I had actually heard that there were studies saying that those who use their fingers to work math problems had a better understanding of math concepts than those who don’t….i’m not sure this is factual, but I sure believe it. I was wondering if anyone had heard of such research?

It also seems to me that one can memorize ANYTHING, including incorrect math facts. One can also recall them incorrectly. One will not miraculously grow or lose a finger mid-math computation; they are always there and always accurate. As long as counting is very accurate (ie. not calling a five a four every now and then) fingers will always be correct.

1 second answer speed and 100% accuracy for addition and subtraction are SO foundational for long division, and many other math operations at higher levels.
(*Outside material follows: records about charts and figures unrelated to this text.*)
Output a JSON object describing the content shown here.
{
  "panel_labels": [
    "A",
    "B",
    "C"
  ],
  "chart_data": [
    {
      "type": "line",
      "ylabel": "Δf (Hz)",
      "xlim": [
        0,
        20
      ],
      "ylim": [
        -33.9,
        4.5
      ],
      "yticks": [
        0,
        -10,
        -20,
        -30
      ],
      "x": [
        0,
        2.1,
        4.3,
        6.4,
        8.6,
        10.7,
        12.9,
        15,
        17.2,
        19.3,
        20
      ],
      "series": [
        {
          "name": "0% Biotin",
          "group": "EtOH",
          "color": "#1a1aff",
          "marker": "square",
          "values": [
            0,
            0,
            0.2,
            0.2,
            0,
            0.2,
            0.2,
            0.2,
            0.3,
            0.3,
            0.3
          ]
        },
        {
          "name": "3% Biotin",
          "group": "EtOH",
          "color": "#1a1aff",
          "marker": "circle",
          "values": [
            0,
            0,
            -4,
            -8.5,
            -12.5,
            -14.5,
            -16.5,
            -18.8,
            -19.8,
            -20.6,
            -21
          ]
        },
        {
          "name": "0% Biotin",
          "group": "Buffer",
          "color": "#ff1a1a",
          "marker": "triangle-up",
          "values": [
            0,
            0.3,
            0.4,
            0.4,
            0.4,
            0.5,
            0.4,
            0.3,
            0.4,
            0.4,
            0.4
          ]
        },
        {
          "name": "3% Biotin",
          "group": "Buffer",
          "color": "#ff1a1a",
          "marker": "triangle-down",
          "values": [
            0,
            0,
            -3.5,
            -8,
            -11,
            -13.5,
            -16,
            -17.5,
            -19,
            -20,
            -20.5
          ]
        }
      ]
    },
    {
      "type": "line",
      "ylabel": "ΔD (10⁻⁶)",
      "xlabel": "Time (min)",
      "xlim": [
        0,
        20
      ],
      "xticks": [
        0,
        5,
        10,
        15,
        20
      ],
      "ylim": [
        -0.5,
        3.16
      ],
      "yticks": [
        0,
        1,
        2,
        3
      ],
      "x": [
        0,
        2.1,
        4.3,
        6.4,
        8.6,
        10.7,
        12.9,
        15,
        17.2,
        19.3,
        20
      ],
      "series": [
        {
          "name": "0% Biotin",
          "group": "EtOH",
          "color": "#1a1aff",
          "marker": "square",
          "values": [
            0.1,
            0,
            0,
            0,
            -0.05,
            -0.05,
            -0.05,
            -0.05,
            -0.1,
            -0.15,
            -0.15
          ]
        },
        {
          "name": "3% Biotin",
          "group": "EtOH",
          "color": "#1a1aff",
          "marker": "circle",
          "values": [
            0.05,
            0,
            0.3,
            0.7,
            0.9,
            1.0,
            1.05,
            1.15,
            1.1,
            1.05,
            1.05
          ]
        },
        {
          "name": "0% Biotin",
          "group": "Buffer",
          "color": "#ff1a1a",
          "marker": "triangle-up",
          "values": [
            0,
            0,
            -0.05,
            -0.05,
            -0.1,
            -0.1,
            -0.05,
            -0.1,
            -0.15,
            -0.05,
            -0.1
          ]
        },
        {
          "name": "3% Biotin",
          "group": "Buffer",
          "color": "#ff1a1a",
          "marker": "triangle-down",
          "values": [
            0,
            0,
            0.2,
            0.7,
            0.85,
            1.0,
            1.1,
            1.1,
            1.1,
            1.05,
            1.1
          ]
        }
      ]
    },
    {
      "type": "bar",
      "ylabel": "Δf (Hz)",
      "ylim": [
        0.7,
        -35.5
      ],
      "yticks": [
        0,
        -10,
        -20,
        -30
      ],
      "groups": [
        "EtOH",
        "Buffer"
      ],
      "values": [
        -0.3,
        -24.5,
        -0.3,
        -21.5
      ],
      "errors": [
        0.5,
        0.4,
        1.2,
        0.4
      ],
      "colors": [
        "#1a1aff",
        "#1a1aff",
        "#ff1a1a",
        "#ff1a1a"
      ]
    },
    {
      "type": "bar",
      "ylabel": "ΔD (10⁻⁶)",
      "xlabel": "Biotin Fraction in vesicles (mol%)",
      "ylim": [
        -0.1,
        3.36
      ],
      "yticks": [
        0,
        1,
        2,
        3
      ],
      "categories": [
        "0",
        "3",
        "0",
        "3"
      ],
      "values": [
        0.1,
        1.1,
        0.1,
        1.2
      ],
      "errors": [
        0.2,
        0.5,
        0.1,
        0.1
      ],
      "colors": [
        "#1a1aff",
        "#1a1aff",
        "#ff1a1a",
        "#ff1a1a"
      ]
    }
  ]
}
I do believe that carefully building toward that goal is the best way, not simply memorizing flash cards without reason. For example, all even numbers 10 or less start like this. 8 =4+4, 3+5, 2+6, 1+7, 0+8 Every even number has a matching pair that looks like backwards counting. Memorizing pairs of numbers greatly simplifies addition, and subtraction in the same way. Odd numbers just start out a little weird, 11 = 5+6, 4+7, 3+8, 2+9, 1+10, 0+11. Understanding pairs of numbers while physically sitting on their hands is the best and quickest way to say goodby to the slow, finger counting method.

Finger counting is basic as the child advances to do complex calculations quickly the child has to master other ways of solving arithmetic problems. It’s a trend today that children learn the beauty of numbers and lose fear of mathematics doing abacus activities. It is good to encourage children solve problems with useful maths techniques early on, so the child learns to do maths smartly. Let the child feel that maths is magic and has logic and structure to it, counting makes maths routine and tiresome. Basically there are lots of creative ways to solve sums, so kids should be introduced to them.